A. Stop all insulin during illness to prevent hypoglycaemia from reduced oral intake
B. Double all insulin doses during illness due to insulin resistance
C. Continue basal insulin at usual doses and adjust rapid-acting insulin based on blood glucose and ketone monitoring (Correct Answer)
D. Switch to a sliding scale insulin regimen during any intercurrent illness
E. Reduce basal insulin by 50% and give rapid-acting insulin only if blood glucose exceeds 15 mmol/L
Explanation: ***Continue basal insulin at usual doses and adjust rapid-acting insulin based on blood glucose and ketone monitoring***
- Insulin should **never be stopped** during illness even if oral intake is reduced, as stress hormones increase insulin resistance and stimulate **ketogenesis**.
- Maintaining **basal insulin** prevents metabolic decompensation, while frequent monitoring of blood glucose and **ketones** allows for safe, reactive dosing of rapid-acting insulin.
*Stop all insulin during illness to prevent hypoglycaemia from reduced oral intake*
- This is a dangerous misconception; stopping insulin can rapidly precipitate **Diabetic Ketoacidosis (DKA)** due to lack of suppression of fatty acid oxidation.
- Regardless of food intake, the body requires **basal insulin** to manage hepatic glucose production and prevent **ketone** buildup during stress.
*Double all insulin doses during illness due to insulin resistance*
- Indiscriminately doubling doses creates a significant risk of **hypoglycaemia**, as insulin requirements vary widely depending on the severity and type of illness.
- Dose adjustments must be tailored based on real-time **blood glucose** levels and the presence of **ketones** rather than a fixed multiplier.
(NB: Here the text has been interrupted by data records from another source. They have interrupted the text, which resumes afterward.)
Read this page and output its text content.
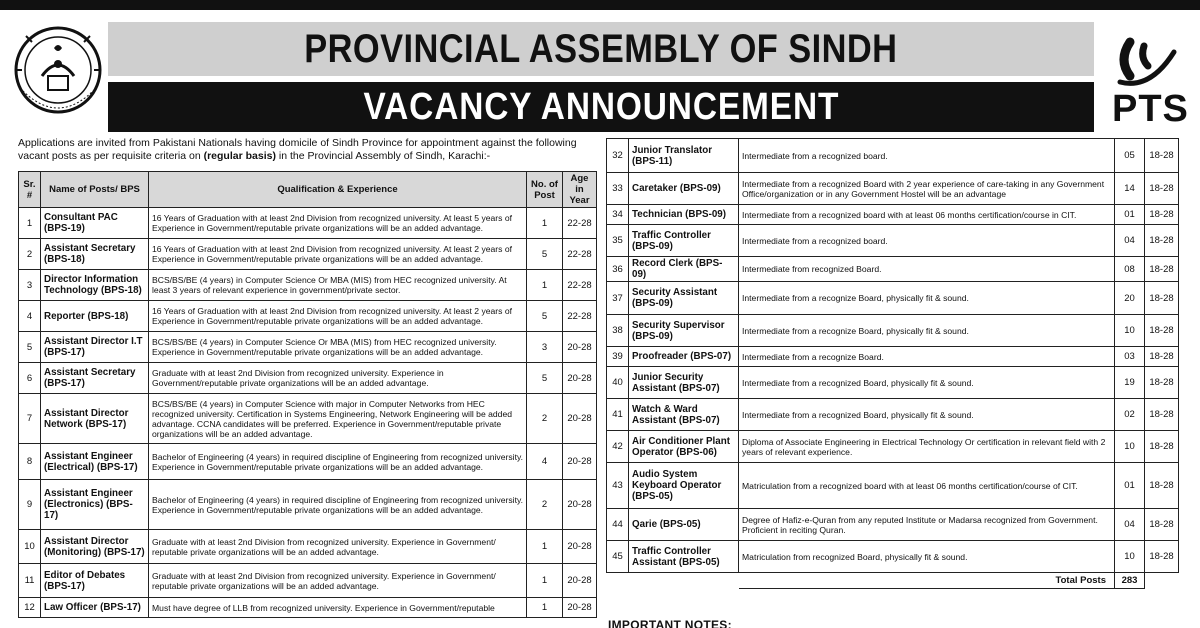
PTS
PROVINCIAL ASSEMBLY OF SINDH
VACANCY ANNOUNCEMENT

Applications are invited from Pakistani Nationals having domicile of Sindh Province for appointment against the following vacant posts as per requisite criteria on (regular basis) in the Provincial Assembly of Sindh, Karachi:-

Sr. #	Name of Posts/ BPS	Qualification & Experience	No. of Post	Age in Year
1	Consultant PAC (BPS-19)	16 Years of Graduation with at least 2nd Division from recognized university. At least 5 years of Experience in Government/reputable private organizations will be an added advantage.	1	22-28
2	Assistant Secretary (BPS-18)	16 Years of Graduation with at least 2nd Division from recognized university. At least 2 years of Experience in Government/reputable private organizations will be an added advantage.	5	22-28
3	Director Information Technology (BPS-18)	BCS/BS/BE (4 years) in Computer Science Or MBA (MIS) from HEC recognized university. At least 3 years of relevant experience in government/private sector.	1	22-28
4	Reporter (BPS-18)	16 Years of Graduation with at least 2nd Division from recognized university. At least 2 years of Experience in Government/reputable private organizations will be an added advantage.	5	22-28
5	Assistant Director I.T (BPS-17)	BCS/BS/BE (4 years) in Computer Science Or MBA (MIS) from HEC recognized university. Experience in Government/reputable private organizations will be an added advantage.	3	20-28
6	Assistant Secretary (BPS-17)	Graduate with at least 2nd Division from recognized university. Experience in Government/reputable private organizations will be an added advantage.	5	20-28
7	Assistant Director Network (BPS-17)	BCS/BS/BE (4 years) in Computer Science with major in Computer Networks from HEC recognized university. Certification in Systems Engineering, Network Engineering will be added advantage. CCNA candidates will be preferred. Experience in Government/reputable private organizations will be an added advantage.	2	20-28
8	Assistant Engineer (Electrical) (BPS-17)	Bachelor of Engineering (4 years) in required discipline of Engineering from recognized university. Experience in Government/reputable private organizations will be an added advantage.	4	20-28
9	Assistant Engineer (Electronics) (BPS-17)	Bachelor of Engineering (4 years) in required discipline of Engineering from recognized university. Experience in Government/reputable private organizations will be an added advantage.	2	20-28
10	Assistant Director (Monitoring) (BPS-17)	Graduate with at least 2nd Division from recognized university. Experience in Government/ reputable private organizations will be an added advantage.	1	20-28
11	Editor of Debates (BPS-17)	Graduate with at least 2nd Division from recognized university. Experience in Government/ reputable private organizations will be an added advantage.	1	20-28
12	Law Officer (BPS-17)	Must have degree of LLB from recognized university. Experience in Government/reputable	1	20-28
32	Junior Translator (BPS-11)	Intermediate from a recognized board.	05	18-28
33	Caretaker (BPS-09)	Intermediate from a recognized Board with 2 year experience of care-taking in any Government Office/organization or in any Government Hostel will be an advantage	14	18-28
34	Technician (BPS-09)	Intermediate from a recognized board with at least 06 months certification/course in CIT.	01	18-28
35	Traffic Controller (BPS-09)	Intermediate from a recognized board.	04	18-28
36	Record Clerk (BPS-09)	Intermediate from recognized Board.	08	18-28
37	Security Assistant (BPS-09)	Intermediate from a recognize Board, physically fit & sound.	20	18-28
38	Security Supervisor (BPS-09)	Intermediate from a recognize Board, physically fit & sound.	10	18-28
39	Proofreader (BPS-07)	Intermediate from a recognize Board.	03	18-28
40	Junior Security Assistant (BPS-07)	Intermediate from a recognized Board, physically fit & sound.	19	18-28
41	Watch & Ward Assistant (BPS-07)	Intermediate from a recognized Board, physically fit & sound.	02	18-28
42	Air Conditioner Plant Operator (BPS-06)	Diploma of Associate Engineering in Electrical Technology Or certification in relevant field with 2 years of relevant experience.	10	18-28
43	Audio System Keyboard Operator (BPS-05)	Matriculation from a recognized board with at least 06 months certification/course of CIT.	01	18-28
44	Qarie (BPS-05)	Degree of Hafiz-e-Quran from any reputed Institute or Madarsa recognized from Government. Proficient in reciting Quran.	04	18-28
45	Traffic Controller Assistant (BPS-05)	Matriculation from recognized Board, physically fit & sound.	10	18-28
		Total Posts	283	
IMPORTANT NOTES:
*Switch to a sliding scale insulin regimen during any intercurrent illness*
- **Sliding scale** regimens are less effective than basal-bolus methods for maintaining stable glycemic control and are typically reserved for **inpatient settings**.
- Outpatient management focuses on preserving the physiological **basal-bolus** foundation while providing supplemental "correction" doses as needed.
*Reduce basal insulin by 50% and give rapid-acting insulin only if blood glucose exceeds 15 mmol/L*
- Reducing basal insulin significantly increases the risk of **ketosis**, even if blood glucose levels do not appear excessively high.
- Waiting until glucose reaches **15 mmol/L** is often too late to prevent metabolic distress; frequent proactive monitoring is the gold standard of **sick day management**.